XSS cannot work without a vulnerability in the target site's
coding, which is why it is so important to consider security from
the outset of a website project, to ensure that security is part of
the build methodology, says Butler Group's Kellet.
And software developer, Jones, agrees saying, "Although it is
really cool to build an application and get it out there, when you
start having real people using your system you have to be very
conscious you are dealing with their data. Do not build a prototype
and then launch it. Build a prototype, do the test, learn from what
you have developed, and take that learning and build the actual
system."
Jones says he has been frustrated when he has seen clients not
taking security seriously, rushing into cool developments beguiled
by the technology, often due to time and budget constraints. "A lot
of them were start-ups rather than established businesses, but if
development's not done with due diligence, you can end up in a
pickle," he says.
Web 2.0 and rich internet vulnerabilities
Cross-site scripting (XSS): The user's browser is subverted to
run instructions from somewhere other than the site visited.
Sessions may be stolen, cookies read or keystrokes logged. Defence
includes input validation and input filtering.
Client side validation: To save network time users' input can be
checked by the browser. Hackers can inspect the validation and
either circumvent or change the checks.
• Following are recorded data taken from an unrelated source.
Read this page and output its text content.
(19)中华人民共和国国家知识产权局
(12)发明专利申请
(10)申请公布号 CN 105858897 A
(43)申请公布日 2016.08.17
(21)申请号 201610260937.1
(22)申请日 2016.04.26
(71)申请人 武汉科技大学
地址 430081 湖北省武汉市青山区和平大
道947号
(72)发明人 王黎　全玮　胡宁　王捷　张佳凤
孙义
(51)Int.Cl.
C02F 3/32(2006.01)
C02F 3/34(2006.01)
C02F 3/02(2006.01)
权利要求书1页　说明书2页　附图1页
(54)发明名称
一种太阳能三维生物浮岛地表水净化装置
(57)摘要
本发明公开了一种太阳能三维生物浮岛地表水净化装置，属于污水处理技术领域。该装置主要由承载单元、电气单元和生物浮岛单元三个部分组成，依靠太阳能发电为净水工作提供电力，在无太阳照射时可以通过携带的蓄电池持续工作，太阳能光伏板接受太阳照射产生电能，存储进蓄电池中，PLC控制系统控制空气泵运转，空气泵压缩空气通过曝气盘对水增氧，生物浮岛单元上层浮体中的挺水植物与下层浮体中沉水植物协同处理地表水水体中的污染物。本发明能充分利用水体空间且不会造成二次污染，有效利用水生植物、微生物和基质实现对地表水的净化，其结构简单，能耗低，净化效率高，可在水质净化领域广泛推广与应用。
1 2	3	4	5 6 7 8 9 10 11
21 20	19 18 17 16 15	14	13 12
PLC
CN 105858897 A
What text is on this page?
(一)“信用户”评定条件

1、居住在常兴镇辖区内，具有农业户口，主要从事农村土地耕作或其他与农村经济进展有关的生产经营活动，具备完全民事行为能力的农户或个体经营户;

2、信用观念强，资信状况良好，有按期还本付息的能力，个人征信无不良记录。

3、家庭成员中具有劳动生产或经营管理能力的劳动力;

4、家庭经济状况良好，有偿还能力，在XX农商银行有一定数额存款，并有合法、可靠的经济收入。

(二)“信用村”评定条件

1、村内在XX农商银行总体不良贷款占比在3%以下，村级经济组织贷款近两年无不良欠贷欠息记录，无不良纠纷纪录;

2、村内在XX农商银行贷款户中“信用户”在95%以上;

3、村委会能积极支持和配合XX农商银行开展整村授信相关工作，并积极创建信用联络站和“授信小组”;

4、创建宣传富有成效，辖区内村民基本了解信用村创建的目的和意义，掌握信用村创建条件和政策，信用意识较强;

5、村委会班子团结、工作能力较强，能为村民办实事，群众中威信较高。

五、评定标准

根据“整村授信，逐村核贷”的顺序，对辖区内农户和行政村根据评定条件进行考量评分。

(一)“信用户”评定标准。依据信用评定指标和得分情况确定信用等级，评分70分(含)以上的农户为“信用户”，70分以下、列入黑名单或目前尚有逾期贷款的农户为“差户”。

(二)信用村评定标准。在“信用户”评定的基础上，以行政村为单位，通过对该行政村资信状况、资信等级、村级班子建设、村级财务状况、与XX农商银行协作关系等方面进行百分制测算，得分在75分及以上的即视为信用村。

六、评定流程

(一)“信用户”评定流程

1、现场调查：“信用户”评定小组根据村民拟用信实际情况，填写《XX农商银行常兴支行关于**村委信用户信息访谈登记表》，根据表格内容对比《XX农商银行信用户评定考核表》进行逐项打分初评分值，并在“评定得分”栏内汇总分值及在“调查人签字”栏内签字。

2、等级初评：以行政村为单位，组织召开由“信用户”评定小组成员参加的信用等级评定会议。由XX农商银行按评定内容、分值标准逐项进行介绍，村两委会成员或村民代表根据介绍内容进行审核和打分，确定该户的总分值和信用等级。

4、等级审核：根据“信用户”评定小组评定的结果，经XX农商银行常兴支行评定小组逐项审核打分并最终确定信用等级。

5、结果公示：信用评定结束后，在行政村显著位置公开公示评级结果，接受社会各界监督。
Validation should be
performed server-side, or checked on the server.
Thick client binary manipulation: Applications running partially
on the client can be reengineered back to source code, changed then
recompiled. Defence includes server-side programming and code
obfuscation.
Prototype theft: Object orientated programming allows code and
data to be overridden. Any XSS vulnerability may enable hackers to
"wrap" genuine code with a malicious program.
SQL injection: Database queries formulated from unchecked user
input can be vulnerable to the insertion of additional SQL syntax,
revealing data structure and security measures.